Anupama: My courses at TU, Berlin and ELTE, Budapest, were focused on Autonomous Systems. I had a range of courses like Robotics, Computer Vision -both in 2D and 3D, Sensor Fusion, Image and Video Processing and Machine and Deep Learning. Hence, I think this course structure allowed me to be able to make a system autonomous irrespective of the application or domain. The architectures that I used to solve the problem in my research have been extensively used in self-driving cars, but it worked equally well when applied to EO.
Therefore, I think the thorough focus on concepts in my studies helped me in applying what I learnt to different application areas. Also, since CV and ML is a very dynamic field of study, with new research emerging every day, we were encouraged to read and study the latest research papers. In my opinion, this really helped me in my analysis, as I could read about the latest research in EO and implement my project accordingly.
ESA: Any last thought on your overall experience?
Anupama: For me, working on this project was a very fulfilling experience as in the end I could successfully implement a proof of concept for automating the detection of illegal landfills. This could end up having deep environmental impact where humans won’t have to enter the hazardous or unsafe landfill areas, to manually monitor them. The possible practical applications of this project make me very happy.
However, being an engineer, it was the whole experience of approaching and solving the problem technically that made the experience worthwhile. For any machine learning algorithm, data forms a very crucial part of the process. With the wrong kind of data, even the best of the ML architectures would not give the right result. With so many machine learning frameworks available for new engineers to learn from, I feel the focus on data has been diminished. Students and researchers are usually encouraged to use some existing dataset and apply an existing ML algorithm on them.
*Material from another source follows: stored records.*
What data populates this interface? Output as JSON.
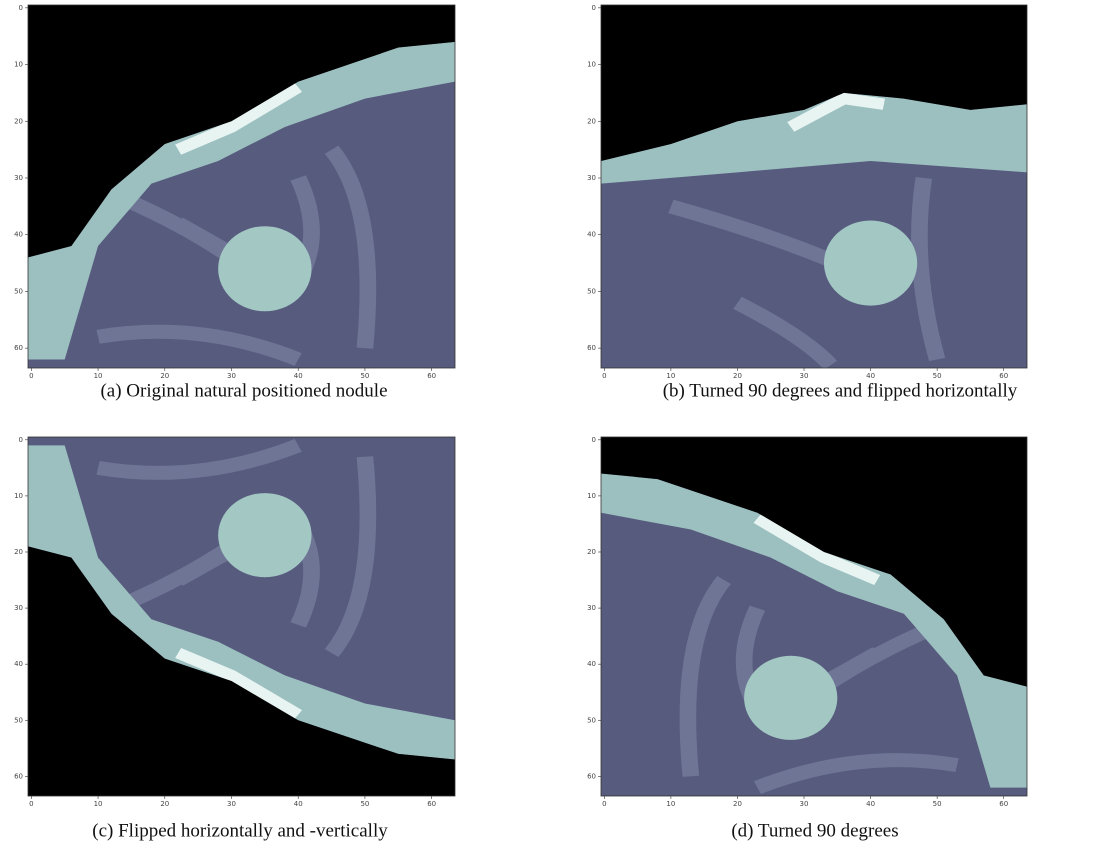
{
  "panels": [
    {
      "caption": "(a) Original natural positioned nodule",
      "xticks": [
        0,
        10,
        20,
        30,
        40,
        50,
        60
      ],
      "yticks": [
        0,
        10,
        20,
        30,
        40,
        50,
        60
      ],
      "xlim": [
        -0.5,
        63.5
      ],
      "ylim": [
        63.5,
        -0.5
      ]
    },
    {
      "caption": "(b) Turned 90 degrees and flipped horizontally",
      "xticks": [
        0,
        10,
        20,
        30,
        40,
        50,
        60
      ],
      "yticks": [
        0,
        10,
        20,
        30,
        40,
        50,
        60
      ],
      "xlim": [
        -0.5,
        63.5
      ],
      "ylim": [
        63.5,
        -0.5
      ]
    },
    {
      "caption": "(c) Flipped horizontally and -vertically",
      "xticks": [
        0,
        10,
        20,
        30,
        40,
        50,
        60
      ],
      "yticks": [
        0,
        10,
        20,
        30,
        40,
        50,
        60
      ],
      "xlim": [
        -0.5,
        63.5
      ],
      "ylim": [
        63.5,
        -0.5
      ]
    },
    {
      "caption": "(d) Turned 90 degrees",
      "xticks": [
        0,
        10,
        20,
        30,
        40,
        50,
        60
      ],
      "yticks": [
        0,
        10,
        20,
        30,
        40,
        50,
        60
      ],
      "xlim": [
        -0.5,
        63.5
      ],
      "ylim": [
        63.5,
        -0.5
      ]
    }
  ]
}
I feel this is not how an ML problem should be approached, as it robs the new machine learning students and researchers from understanding the essence of the whole process. Data should be given the most importance. Through this project, I was a part of the entire process of choosing the data and creating the ground truth labels on my own. In the end, I had created my own dataset. This helped me when I was debugging and testing my algorithms, and I was aware of the ins and outs of the data as well as the algorithm. Hence, I feel this project was a holistic learning experience for me as a relatively new ML researcher.
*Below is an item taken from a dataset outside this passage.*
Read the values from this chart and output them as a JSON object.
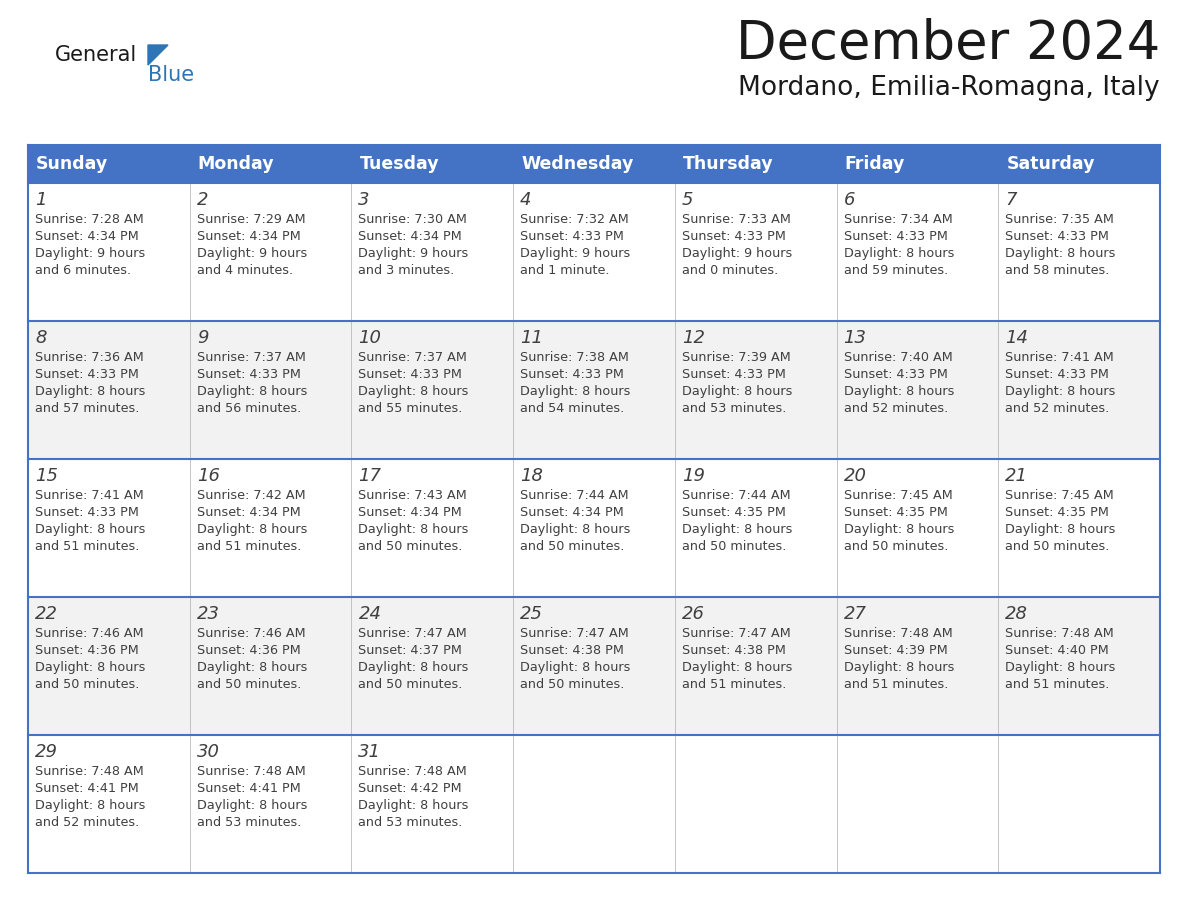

Lastly, I would like to thank ESA, who with their large repository of satellite data of different nature and resolution have been playing a crucial role in driving the research in EO. This has led to new milestones being set every day and resulted in some cutting-edge research. The availability of such a huge volume of data at the disposal of students and researchers allows for endless opportunities in the field of EO.
This project would not have come to fruition had ESA-TPM not provided me with very high-resolution images from WorldView and GeoEye satellite programs, with resolution as high as 30 cm to create my dataset.